Student Competition Winner: Says He Has Six Months To Survive, He Opens An Art Exhibition

This part is one of our 10 winners 2022 Profile Contest. You can find more here. Nathan CoAuthor, 17 and go Lumis Chaffee School Windsor, Con.


By Nathan Co

In 2019, South Korean photographer Kim Geo-sik was recognized as the best artist of the year by the Korean company KT&G. Prior to this recognition, he humbly described his popularity as “a small group of committed fans”.

During his growing fame, doctors finally diagnosed him with gastric cancer. When they told him that he had six months to live, he claimed his life insurance policy and was ready to live the rest of his life to the fullest. He opened his art exhibition in 2021 not only to explore abstract images through photography but also to find meaning in times of trouble.

The following interview has been translated from Korean and edited for clarity.

Credit …Nathan Co

Tell me about yourself.

I am a photographer who uses gelatin silver print, basically black-and-white photography. Most contemporary artists no longer use this medium.

The complex, slow and limited process of black and white photography is inconvenient. I was curious about the contemporary changes in the photo production process. Thus, in my latest series, I have focused on each production stage, highlighting the role of black-and-white photography in the contemporary industry. My work was considered relatively obsolete, which allowed me to receive positive attention.

At the highest point of your career, you have cancer. Outbreaks appear to be exacerbated during this time. I can only imagine the range of emotions you felt.

When I was allowed to live six months, I was disappointed. I had a high fever during my battle with cancer. At the beginning of the epidemic, worrying about the symptoms of Covid-19, such as fever, meant that I desperately missed out on much-needed treatment.

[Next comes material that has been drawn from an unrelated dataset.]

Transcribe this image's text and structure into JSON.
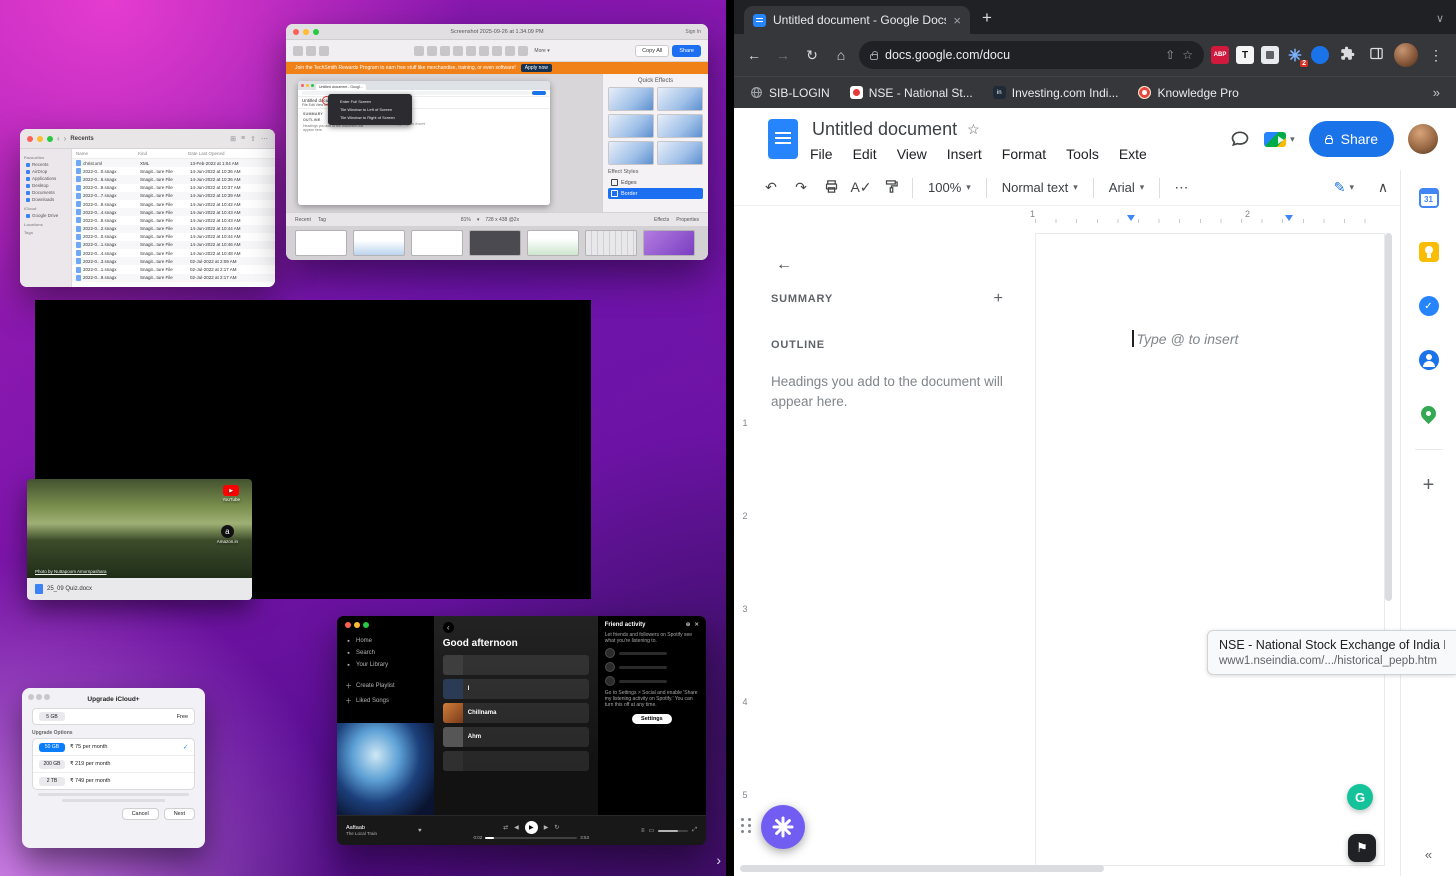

I initially thought that preparing for my solo show would be more effective than continuing chemotherapy, as the treatment seemed painful and inadequate. Then, a friend of mine who is a surgeon persuaded me to have surgery that many hospitals did not approve at that time. The operation was incredible, and at the end of the seven-hour process, all the doctors in the room applauded. Thanks for the surgery, I’m still here.

What does it mean to live in the face of death, and what does life mean to you?

People often say, “What would I do if I didn’t have much time to survive?” Yet this was my reality. An artist never knows what a comfortable life means. I thought working in the last days of my life might not be a comfortable end to life, but it would be a happy, meaningful end.

In the end, I figured I’d finish the job I had originally planned to do. After my solo show, I stayed in my bed mainly because of the side effects of the treatment. Yet at the same time, I’m thinking of ideas for my next project. Our will is endless!

In addition, too small to waste lives. I spend more time with my wife now, because the only thing I can leave for my loved one is memory.

Are you surprised at your work?

That can be realized in a photo of an object or a world of your head. That process of real and accurate presentation always fascinates me and gives me a feeling of sheer excitement.

What other lessons can you pass?

During my battle with cancer, I realized that life is limited and that there are infinite ways in which we can die. The meaning of the words infinite and finite is difficult to grasp in everyday life. It is important not to be influenced by what other people say. Choose your limited way to live a good life.